We don’t mind what graduates of The Clink do. The majority do go into catering, but as long as it’s legal we encourage them. We placed a young lad at the RADA headquarters five years ago to work for contract caterer Harbour & Jones. After two years he asked if he could apply to go on a RADA course. We supported him and managed to get some funding for him and he’s now just finished a season on stage at the National Theatre in a production of Macbeth as an actor. He’s done very well for himself. Somebody I used to see in prison on a daily or weekly basis five years ago to seeing him at the National Theatre on stage. That is very impressive. I’m proud, but pleased that he’s made a difference in his own life with the help and support we as a team have been able to give him.
The guys who get jobs get them in their own right. We might help with the introduction, but if they’re not able to cook or the right person, the employer would not offer them the job. There are no favours, they’ve got to stand up on their own feet and be accountable for what they can, or can’t do.
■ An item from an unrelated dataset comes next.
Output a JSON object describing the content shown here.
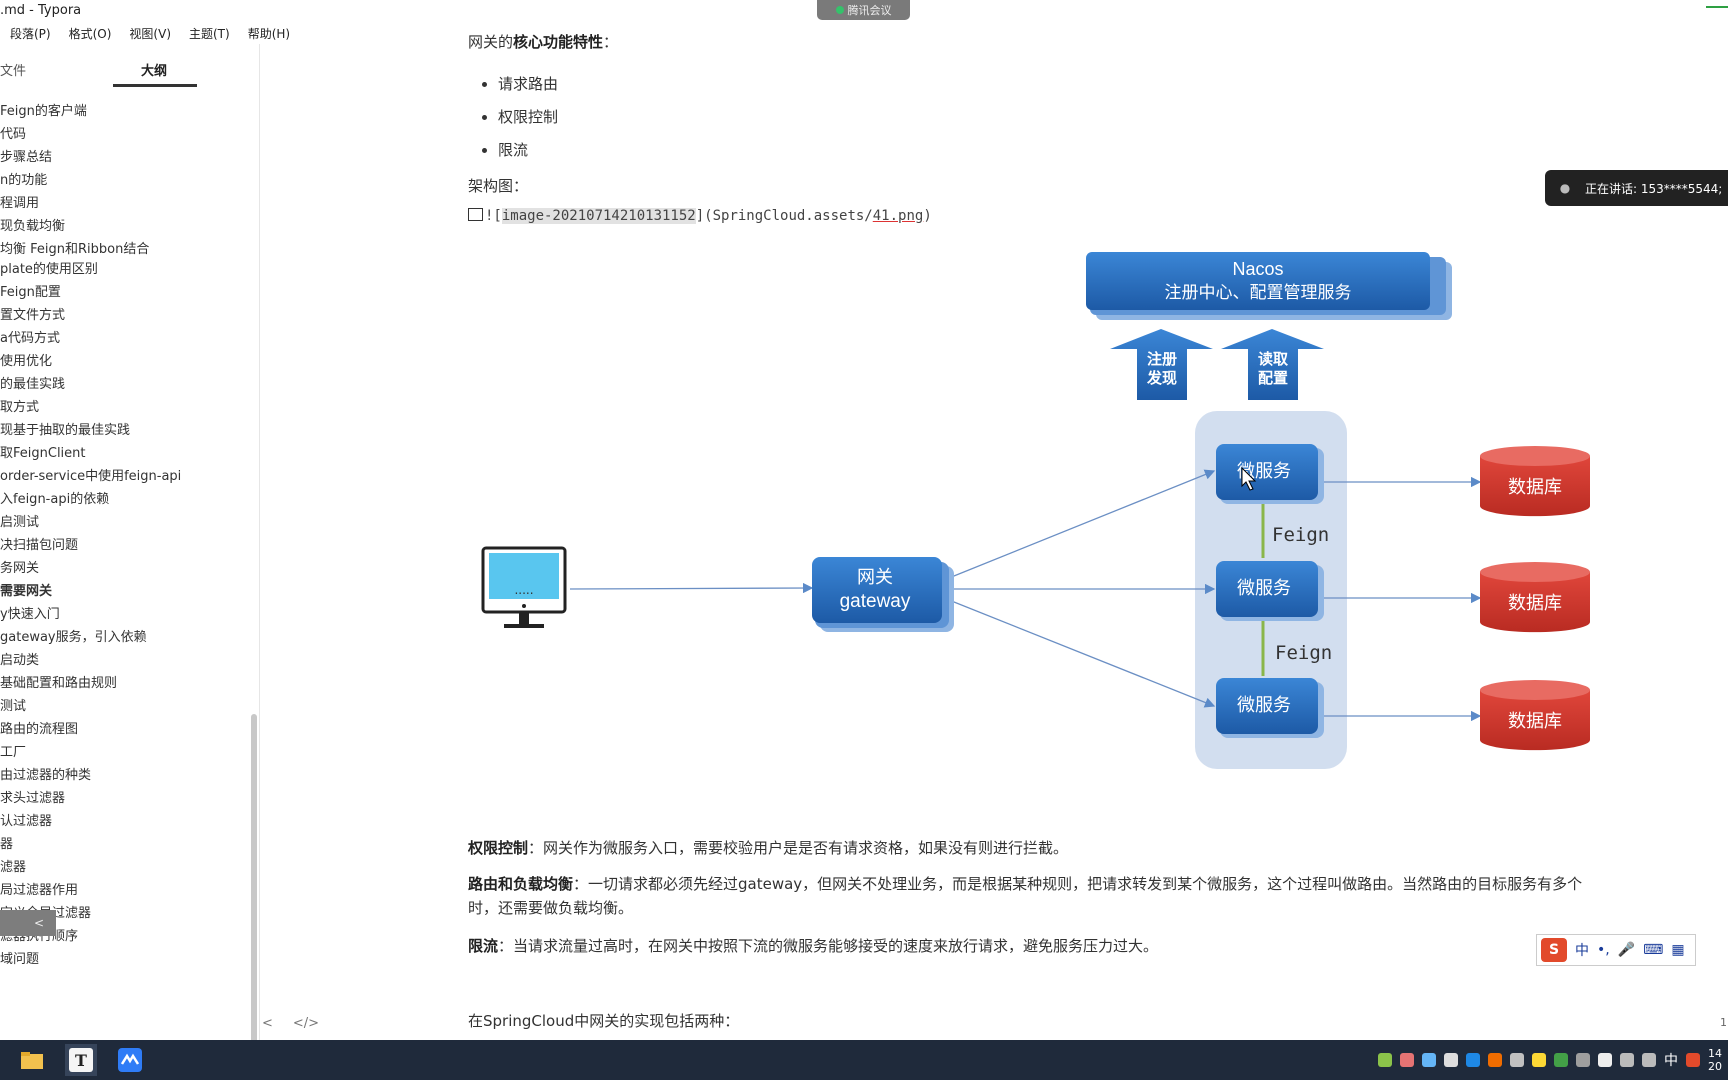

There are a lot of people who have helped and encouraged me over the years. I worked for Mohammed Al Fayed for eight years and he was a great inspiration to me. He taught me that if you’re going to do something, do it once and do it properly.
When I joined The Clink in 2010, the charity was six months’ old. We had two employees in the restaurant and were training about 12 prisoners a day. Wind forward eight years and we’ve got almost 60 employees and are training up to 200 prisoners a day in prison, working with 200 homeless clients in the community and are supporting at least 200 Clink graduates out in the community now working in their first job. We’re coaching 600 people over 11 sites on a daily basis with a large team so it has changed completely.
Our latest project is a twist on The Clink. We are piloting a scheme that puts chef trainers in to main prison kitchens. There are about 105 prisons in England and Wales where every day 2,000 prisoners cook 85,000 meals for serving prisoners. They do it very well, but when the majority of them leave prison – while they’ve had that valuable experience – they haven’t got qualifications or a certificate to show what they’ve been doing. What we’re doing now is putting chef trainers into prison kitchens, to help cooks with their skills and support them towards getting their NVQ Level 1 and 2 in food production and preparation. We’ve piloted three very successfully – in Risley, Styal and Bristol and now were are about to roll it out to 75 prisons across the UK. It’s the next step for us and one we’re very excited about.